Thanks to his tough negotiating skills and hard-line diplomacy, Trump boasted in his press conference, NATO’s 29 member countries had agreed to up their defence spending commitments. And, because the president had been so firm, the allies had pledged another $33 billion and would no longer be freeloading of the U.S. as they have done so since the mutual defence organization was founded in 1949.
Another Trump diplomatic victory?
Not according to some of the leaders who were there. While both Prime Minister Justin Trudeau and French President Emmanuel Macron agreed to spend more on building up their militaries, both said this commitment didn’t come as a result of the Brussels’ meetings but from previous NATO summits.
Still, Trump is crowing a NATO “victory” and that’s all that matters.
Here’s how the Trump game of military brinksmanship usually plays out.
Step 1: Claim that the U.S. is hard-done by.
With NAFTA, Trump claimed Mexico and Canada were taking advantage of the U.S. with favourable trade deals. And, in the lead-up to June’s G7 Summit in Quebec, he accused Europe of imposing unfair trade restrictions on U.S. products. Before the NATO meetings, he accused member countries of being “delinquent” in their military commitments.
Step 2: Make disparaging comments about your allies.
During the ongoing NAFTA negotiations, Trump has continually called out Canada for not playing fair. And in the aftermath of the G7 Summit, he called Trudeau “weak” and “dishonest”. He followed the same stunt during the NATO meetings, this time calling out Germany for being “totally controlled” by Russia.
Step 3: Threaten your allies that you’ll leave the treaty/room.
We’ve stopped counting the times Trump has threatened Canada about “ripping up” the free-trade agreement. Similarly with the NATO meetings, according to insiders, Trump went on a long rant about member countries not paying their due, threatening the U.S. would “go our own way” if his demands weren’t met.

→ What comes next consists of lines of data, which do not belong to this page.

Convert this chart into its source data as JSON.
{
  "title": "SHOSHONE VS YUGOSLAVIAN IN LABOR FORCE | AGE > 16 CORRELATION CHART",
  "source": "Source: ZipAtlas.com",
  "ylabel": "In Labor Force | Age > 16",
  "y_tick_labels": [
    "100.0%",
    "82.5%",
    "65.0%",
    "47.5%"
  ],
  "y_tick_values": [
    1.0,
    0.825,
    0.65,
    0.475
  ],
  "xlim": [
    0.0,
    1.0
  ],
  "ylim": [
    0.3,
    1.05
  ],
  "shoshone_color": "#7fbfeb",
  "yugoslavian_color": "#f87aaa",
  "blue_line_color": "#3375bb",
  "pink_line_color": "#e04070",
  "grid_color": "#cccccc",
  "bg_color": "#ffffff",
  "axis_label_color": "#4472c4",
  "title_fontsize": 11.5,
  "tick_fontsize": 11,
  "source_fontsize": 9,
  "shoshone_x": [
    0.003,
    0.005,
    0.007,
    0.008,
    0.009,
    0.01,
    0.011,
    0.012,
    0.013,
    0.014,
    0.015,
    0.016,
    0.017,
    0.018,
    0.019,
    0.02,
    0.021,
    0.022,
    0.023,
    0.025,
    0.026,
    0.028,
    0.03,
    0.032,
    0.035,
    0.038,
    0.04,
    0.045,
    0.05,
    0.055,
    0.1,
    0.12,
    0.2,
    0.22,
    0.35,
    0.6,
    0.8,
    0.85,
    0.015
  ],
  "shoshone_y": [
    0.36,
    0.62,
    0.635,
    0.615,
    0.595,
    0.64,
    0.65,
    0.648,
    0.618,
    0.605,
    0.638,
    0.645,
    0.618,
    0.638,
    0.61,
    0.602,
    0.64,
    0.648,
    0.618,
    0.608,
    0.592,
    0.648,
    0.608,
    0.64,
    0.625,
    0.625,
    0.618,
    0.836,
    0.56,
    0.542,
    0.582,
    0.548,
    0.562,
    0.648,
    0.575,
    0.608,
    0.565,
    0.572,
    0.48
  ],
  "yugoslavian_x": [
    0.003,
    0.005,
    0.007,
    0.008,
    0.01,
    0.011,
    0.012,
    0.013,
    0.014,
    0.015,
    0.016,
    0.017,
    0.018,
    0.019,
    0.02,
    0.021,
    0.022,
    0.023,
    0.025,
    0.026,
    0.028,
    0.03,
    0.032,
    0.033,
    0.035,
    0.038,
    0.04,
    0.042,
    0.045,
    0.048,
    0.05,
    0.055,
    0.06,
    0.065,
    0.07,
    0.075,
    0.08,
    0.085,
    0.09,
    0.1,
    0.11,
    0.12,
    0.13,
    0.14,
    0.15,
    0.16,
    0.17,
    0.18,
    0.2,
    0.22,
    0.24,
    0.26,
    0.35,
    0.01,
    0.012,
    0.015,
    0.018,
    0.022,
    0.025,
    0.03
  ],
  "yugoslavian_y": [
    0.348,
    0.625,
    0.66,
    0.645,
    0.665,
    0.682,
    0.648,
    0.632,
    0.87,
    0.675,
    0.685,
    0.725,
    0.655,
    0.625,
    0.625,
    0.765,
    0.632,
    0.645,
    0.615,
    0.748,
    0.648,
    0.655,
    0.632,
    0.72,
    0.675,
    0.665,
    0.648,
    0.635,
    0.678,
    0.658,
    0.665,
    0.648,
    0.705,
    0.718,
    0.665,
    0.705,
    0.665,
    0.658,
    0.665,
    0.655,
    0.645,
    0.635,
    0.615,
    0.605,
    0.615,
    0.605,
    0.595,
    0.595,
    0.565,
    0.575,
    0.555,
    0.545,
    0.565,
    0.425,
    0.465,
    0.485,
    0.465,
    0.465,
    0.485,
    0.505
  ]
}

Step 4: Make a sudden and bewildering 180-dgree turn
Before he even returned to Washington after the G7 meetings ended harmoniously, Trump reacted angrily to a press conference given by Trudeau and said he wouldn’t endorse the agreement he had signed hours earlier. It was the same way at the Brussels’ meetings: just when rumours started surfacing that Trump would angrily pull the U.S. from NATO, he changed tack, saying everything was fine, even praising the organization he had just spent two days bashing. “The United States’ commitment to NATO remains strong, very strong,” he said at his concluding press conference. “I believe in NATO, I think NATO is a very important, probably the greatest ever done.”